Go get em bustedrod! If you need company, let me know, I'll be right there with you. Hate to get in a "bar fight" but taking pics and maybe getting a license plate # would help to get convicted.


----------



## Specwar (Sep 22, 2014)

Something makes me think that you would be wasting your time gathering evidence to pass on to law enforcement. 
More than 90% probability that they wouldn’t put much effort into pursuing the culprits.


----------



## ohiotuber (Apr 15, 2004)

Specwar said:


> Something makes me think that you would be wasting your time gathering evidence to pass on to law enforcement.
> More than 90% probability that they wouldn’t put much effort into pursuing the culprits.


You are correct. In October 2020, I was stopped at a red light (northbound in right lane) on Frank Rd NW (where you enter & exit Stark State & Kent State in Jackson Twp). The left lane was clear & a young kid crashed into the back of my work van. He was NOT cited by Jackson Police. My boss & I were both shocked & I believe it was because I didn't claim injury.
Sorry for off topic, but I see crazy driving daily in clear view of Police with no response???

Mike


----------



## matticito (Jul 17, 2012)

Shad Rap said:


> Sad thing is, their car and home are probably clean...


Guaranteed. Because in their car they toss it out the window!


----------



## matticito (Jul 17, 2012)

Specwar said:


> Something makes me think that you would be wasting your time gathering evidence to pass on to law enforcement.
> More than 90% probability that they wouldn’t put much effort into pursuing the culprits.


Maybe not the local police, but I think the park game rangers have more time. They dont deal with as many crackheads and shootings as city and state.


----------



## bustedrod (May 13, 2015)

yeah the fuzz would just push it aside, but maybe the pressure would make them think about it. or throw your trash in their yard.....


----------



## EnonEye (Apr 13, 2011)

isn't that a 12-pack there that they left?
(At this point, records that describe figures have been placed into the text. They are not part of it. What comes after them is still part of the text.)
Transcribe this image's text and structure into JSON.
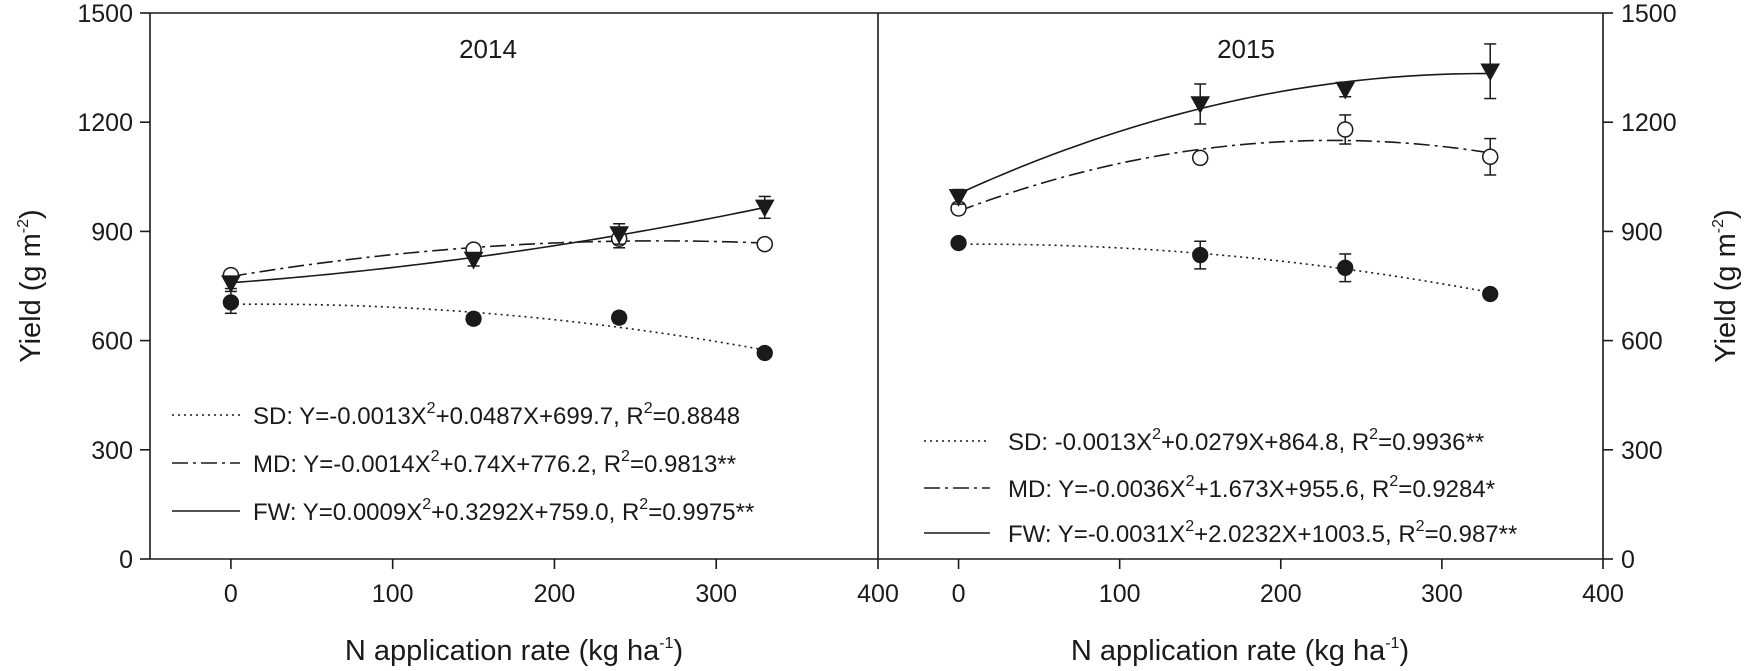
{
  "chart_data": {
    "type": "scatter",
    "x_axis_label": "N application rate (kg ha",
    "x_axis_label_sup": "-1",
    "x_axis_label_end": ")",
    "y_axis_label": "Yield (g m",
    "y_axis_label_sup": "-2",
    "y_axis_label_end": ")",
    "xlim": [
      -50,
      400
    ],
    "ylim": [
      0,
      1500
    ],
    "x_ticks": [
      0,
      100,
      200,
      300,
      400
    ],
    "y_ticks": [
      0,
      300,
      600,
      900,
      1200,
      1500
    ],
    "grid": false,
    "panels": [
      {
        "title": "2014",
        "series": [
          {
            "name": "SD",
            "marker": "filled-circle",
            "line_style": "dotted",
            "x": [
              0,
              150,
              240,
              330
            ],
            "y": [
              705,
              660,
              663,
              566
            ],
            "err": [
              30,
              15,
              15,
              8
            ],
            "equation": "Y=-0.0013X",
            "equation_rest": "+0.0487X+699.7, R",
            "r2_value": "=0.8848",
            "coeffs": [
              699.7,
              0.0487,
              -0.0013
            ]
          },
          {
            "name": "MD",
            "marker": "open-circle",
            "line_style": "dash-dot",
            "x": [
              0,
              150,
              240,
              330
            ],
            "y": [
              780,
              850,
              880,
              865
            ],
            "err": [
              10,
              12,
              25,
              10
            ],
            "equation": "Y=-0.0014X",
            "equation_rest": "+0.74X+776.2, R",
            "r2_value": "=0.9813**",
            "coeffs": [
              776.2,
              0.74,
              -0.0014
            ]
          },
          {
            "name": "FW",
            "marker": "filled-triangle-down",
            "line_style": "solid",
            "x": [
              0,
              150,
              240,
              330
            ],
            "y": [
              758,
              823,
              893,
              966
            ],
            "err": [
              15,
              18,
              28,
              30
            ],
            "equation": "Y=0.0009X",
            "equation_rest": "+0.3292X+759.0, R",
            "r2_value": "=0.9975**",
            "coeffs": [
              759.0,
              0.3292,
              0.0009
            ]
          }
        ]
      },
      {
        "title": "2015",
        "series": [
          {
            "name": "SD",
            "marker": "filled-circle",
            "line_style": "dotted",
            "x": [
              0,
              150,
              240,
              330
            ],
            "y": [
              868,
              835,
              800,
              728
            ],
            "err": [
              8,
              38,
              38,
              12
            ],
            "equation": "-0.0013X",
            "equation_rest": "+0.0279X+864.8, R",
            "r2_value": "=0.9936**",
            "coeffs": [
              864.8,
              0.0279,
              -0.0013
            ]
          },
          {
            "name": "MD",
            "marker": "open-circle",
            "line_style": "dash-dot",
            "x": [
              0,
              150,
              240,
              330
            ],
            "y": [
              963,
              1102,
              1180,
              1105
            ],
            "err": [
              15,
              10,
              40,
              50
            ],
            "equation": "Y=-0.0036X",
            "equation_rest": "+1.673X+955.6, R",
            "r2_value": "=0.9284*",
            "coeffs": [
              955.6,
              1.673,
              -0.0036
            ]
          },
          {
            "name": "FW",
            "marker": "filled-triangle-down",
            "line_style": "solid",
            "x": [
              0,
              150,
              240,
              330
            ],
            "y": [
              995,
              1250,
              1290,
              1340
            ],
            "err": [
              20,
              55,
              20,
              75
            ],
            "equation": "Y=-0.0031X",
            "equation_rest": "+2.0232X+1003.5, R",
            "r2_value": "=0.987**",
            "coeffs": [
              1003.5,
              2.0232,
              -0.0031
            ]
          }
        ]
      }
    ]
  }
}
If they're not empties I'd fish those holes, drink their beer, and wait for them to come back lol


----------



## DBV (Jan 8, 2011)

Those people should be banned from fishing again and heavy fines. Obviously not there to fish with that much time to drink all that.  Total, lazy slobs.


----------



## wildromanian (Oct 22, 2017)

ranger487 said:


> I seen a picture from Pymatuning Res the other day and someone left a whole bunch of trash on the ice it was unreal that they did that.


----------



## wildromanian (Oct 22, 2017)

I have seen barnyard pigs thousands of times cleaner than the human pigs who infest our waterways. When they get through eating or drinking they simply throw the trash in the water or on the shore even when there is a trash can right in front of them. Their laziness and indolence would rival that of Neanderthal man. 

The earth is drowning in mankind's trash. Many years ago Thor Heyerdahl when on board the second Kon Tiki was afraid to even brush his teeth in the Ocean because of the trash floating in it and that was decades ago. Today its far worse as you could walk on trash clear across both the Atlantic and Pacific Oceans.


----------